Por sua vez, no folder do evento as informações de alguns dos filmes a serem exibidos eram acompanhados por imagem e “L’Apollonide” foi um dos contemplados; na imagem em questão aparece um grupo de mulheres, todas de topless (vide imagem nº 2), o que só aguçou minha curiosidade pela obra. Cabe aqui, porém, salientar que, embora a motivação sexual tenha sido a principal não foi ela a única que me moveu: a dinâmica dum prostíbulo francês aparentemente chique parece-me um enredo interessante, até porque não pensei que tal história constituísse mera desculpa para exibir a nudez de belos corpos femininos.
Pois bem, quando enfim fui assistir a tal filme eis que o rapaz da bilheteria me informa que houve mudança no filme que seria exibido: “L’Apollonide” não mais seria exibido no festival devido a problemas técnicos (não especificados). Em seu lugar foi exibido o filme “O último dançarino de Mao” (o qual acabei assistindo e gostando) e na segunda sessão prevista do filme francês (já num outro dia) foi exibido “O garoto da bicicleta”.

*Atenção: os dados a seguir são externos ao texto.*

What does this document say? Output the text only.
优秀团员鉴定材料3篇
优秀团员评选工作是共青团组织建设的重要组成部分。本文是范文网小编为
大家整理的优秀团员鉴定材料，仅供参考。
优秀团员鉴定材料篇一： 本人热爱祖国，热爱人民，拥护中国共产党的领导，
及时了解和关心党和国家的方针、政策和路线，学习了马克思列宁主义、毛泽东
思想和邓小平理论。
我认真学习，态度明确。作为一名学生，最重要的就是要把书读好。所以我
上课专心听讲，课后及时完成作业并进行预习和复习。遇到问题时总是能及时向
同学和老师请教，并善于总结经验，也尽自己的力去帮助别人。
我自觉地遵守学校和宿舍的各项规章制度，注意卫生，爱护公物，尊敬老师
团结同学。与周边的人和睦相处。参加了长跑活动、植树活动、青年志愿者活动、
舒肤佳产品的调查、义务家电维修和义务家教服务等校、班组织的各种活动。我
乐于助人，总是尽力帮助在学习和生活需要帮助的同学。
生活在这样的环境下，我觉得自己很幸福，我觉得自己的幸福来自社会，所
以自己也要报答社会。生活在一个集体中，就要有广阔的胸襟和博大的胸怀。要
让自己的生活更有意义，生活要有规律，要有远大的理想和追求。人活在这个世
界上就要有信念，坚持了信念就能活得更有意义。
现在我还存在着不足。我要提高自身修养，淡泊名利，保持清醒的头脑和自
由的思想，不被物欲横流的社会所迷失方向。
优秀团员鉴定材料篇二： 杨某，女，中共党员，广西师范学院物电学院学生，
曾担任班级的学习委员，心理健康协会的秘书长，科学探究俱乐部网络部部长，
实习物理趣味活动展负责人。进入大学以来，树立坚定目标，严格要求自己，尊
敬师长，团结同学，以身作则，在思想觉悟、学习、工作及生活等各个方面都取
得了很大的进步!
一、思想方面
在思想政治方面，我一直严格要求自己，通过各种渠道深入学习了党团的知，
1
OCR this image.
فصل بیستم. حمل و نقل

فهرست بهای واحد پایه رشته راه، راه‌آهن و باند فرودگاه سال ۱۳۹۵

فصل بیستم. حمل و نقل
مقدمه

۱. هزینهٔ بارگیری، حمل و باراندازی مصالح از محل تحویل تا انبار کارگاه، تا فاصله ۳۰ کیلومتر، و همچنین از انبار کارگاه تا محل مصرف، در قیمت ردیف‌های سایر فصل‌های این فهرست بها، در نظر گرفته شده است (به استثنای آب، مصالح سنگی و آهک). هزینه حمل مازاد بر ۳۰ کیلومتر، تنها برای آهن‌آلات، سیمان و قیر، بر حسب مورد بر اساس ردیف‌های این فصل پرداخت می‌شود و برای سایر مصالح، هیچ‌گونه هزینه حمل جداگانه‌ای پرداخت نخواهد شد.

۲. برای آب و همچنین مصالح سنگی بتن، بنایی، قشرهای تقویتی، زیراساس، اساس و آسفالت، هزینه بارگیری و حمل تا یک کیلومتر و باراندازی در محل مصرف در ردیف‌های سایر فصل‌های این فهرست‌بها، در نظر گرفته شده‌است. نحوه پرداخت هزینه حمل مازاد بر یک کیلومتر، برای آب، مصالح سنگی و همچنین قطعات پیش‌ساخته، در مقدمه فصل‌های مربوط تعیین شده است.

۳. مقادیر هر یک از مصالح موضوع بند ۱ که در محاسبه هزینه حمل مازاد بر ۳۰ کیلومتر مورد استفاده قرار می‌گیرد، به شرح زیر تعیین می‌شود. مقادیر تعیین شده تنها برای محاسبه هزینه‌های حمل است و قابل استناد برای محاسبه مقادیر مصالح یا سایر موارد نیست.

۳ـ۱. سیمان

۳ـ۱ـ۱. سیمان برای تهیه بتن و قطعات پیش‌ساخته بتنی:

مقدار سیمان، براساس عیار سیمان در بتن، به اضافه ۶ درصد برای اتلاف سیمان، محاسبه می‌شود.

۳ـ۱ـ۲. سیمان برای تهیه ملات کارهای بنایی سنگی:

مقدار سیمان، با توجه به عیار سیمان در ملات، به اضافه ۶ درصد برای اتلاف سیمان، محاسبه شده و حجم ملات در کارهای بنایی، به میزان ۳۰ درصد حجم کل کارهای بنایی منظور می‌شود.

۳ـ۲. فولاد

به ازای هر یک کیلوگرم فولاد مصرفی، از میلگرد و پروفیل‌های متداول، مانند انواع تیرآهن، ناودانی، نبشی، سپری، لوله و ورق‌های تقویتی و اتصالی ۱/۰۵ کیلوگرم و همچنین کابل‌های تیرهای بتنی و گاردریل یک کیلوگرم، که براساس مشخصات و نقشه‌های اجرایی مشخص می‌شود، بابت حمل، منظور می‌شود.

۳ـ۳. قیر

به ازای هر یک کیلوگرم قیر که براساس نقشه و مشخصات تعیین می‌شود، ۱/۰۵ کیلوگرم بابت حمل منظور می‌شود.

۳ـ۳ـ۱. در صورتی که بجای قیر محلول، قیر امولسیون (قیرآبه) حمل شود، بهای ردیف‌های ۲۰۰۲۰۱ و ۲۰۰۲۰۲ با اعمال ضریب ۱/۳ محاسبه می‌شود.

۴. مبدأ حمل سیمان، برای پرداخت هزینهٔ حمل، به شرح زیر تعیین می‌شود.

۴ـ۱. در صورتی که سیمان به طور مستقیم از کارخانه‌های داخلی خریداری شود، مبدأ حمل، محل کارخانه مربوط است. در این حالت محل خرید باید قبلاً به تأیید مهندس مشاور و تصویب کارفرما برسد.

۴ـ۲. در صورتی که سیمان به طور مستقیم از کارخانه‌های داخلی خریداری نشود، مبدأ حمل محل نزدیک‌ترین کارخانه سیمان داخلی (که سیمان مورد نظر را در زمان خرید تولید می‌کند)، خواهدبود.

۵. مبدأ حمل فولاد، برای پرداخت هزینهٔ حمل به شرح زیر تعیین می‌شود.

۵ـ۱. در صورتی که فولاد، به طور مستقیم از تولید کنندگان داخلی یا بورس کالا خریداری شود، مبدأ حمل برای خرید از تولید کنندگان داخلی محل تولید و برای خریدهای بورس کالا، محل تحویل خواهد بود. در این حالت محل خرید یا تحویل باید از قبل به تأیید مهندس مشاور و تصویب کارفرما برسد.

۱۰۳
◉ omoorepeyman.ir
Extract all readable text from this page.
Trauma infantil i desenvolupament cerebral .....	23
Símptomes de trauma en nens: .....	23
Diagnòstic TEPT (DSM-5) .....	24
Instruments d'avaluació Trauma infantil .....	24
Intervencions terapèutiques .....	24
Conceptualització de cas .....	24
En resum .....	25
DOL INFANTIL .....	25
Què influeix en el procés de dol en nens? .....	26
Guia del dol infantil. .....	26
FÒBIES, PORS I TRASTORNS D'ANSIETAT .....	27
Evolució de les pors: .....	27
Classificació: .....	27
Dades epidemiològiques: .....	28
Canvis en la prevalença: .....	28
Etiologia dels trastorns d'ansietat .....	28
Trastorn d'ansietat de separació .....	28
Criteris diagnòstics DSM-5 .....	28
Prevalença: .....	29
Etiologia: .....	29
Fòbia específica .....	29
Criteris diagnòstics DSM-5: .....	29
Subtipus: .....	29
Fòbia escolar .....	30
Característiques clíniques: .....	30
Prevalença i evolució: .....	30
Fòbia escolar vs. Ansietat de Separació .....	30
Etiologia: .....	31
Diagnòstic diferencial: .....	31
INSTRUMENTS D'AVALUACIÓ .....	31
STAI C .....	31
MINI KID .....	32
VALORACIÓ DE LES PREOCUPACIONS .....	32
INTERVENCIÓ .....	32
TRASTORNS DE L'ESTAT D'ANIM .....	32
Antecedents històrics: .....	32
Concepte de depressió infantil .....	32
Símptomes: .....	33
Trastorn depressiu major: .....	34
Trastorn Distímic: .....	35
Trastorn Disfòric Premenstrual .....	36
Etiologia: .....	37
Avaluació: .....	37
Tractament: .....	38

Passaram-se então as festas de fim de ano e a quase totalidade do mês de janeiro do ano seguinte (2012), e eis que num sábado, vejo “L’Apollonide” na programação do Cinema da Fundação através dum jornal. A primeira sessão seria as 16h e a segunda 20:10; a da tarde me atraiu mais, mas decidi não ir para ouvir no rádio o jogo do meu querido Santa Cruz; no entanto, informei-me que o jogo do santinha não seria às 16h como ocorre no domingo, mas às 18h, de modo que levei meu radinho de pilha para acompanhar a partida ao sair do cinema. Cabe salientar que no site do cinema (que consultei para confirmar o horário, tendo em vista que jornais não são confiáveis) vi a terceira imagem interessante do filme, desta vez sem tanta sensualidade, mas esbanjando requinte (vide imagem nº 3), o que não significa que as imagens anteriores também não fossem de notório bom gosto (sensualidade não vulgar, apelativa).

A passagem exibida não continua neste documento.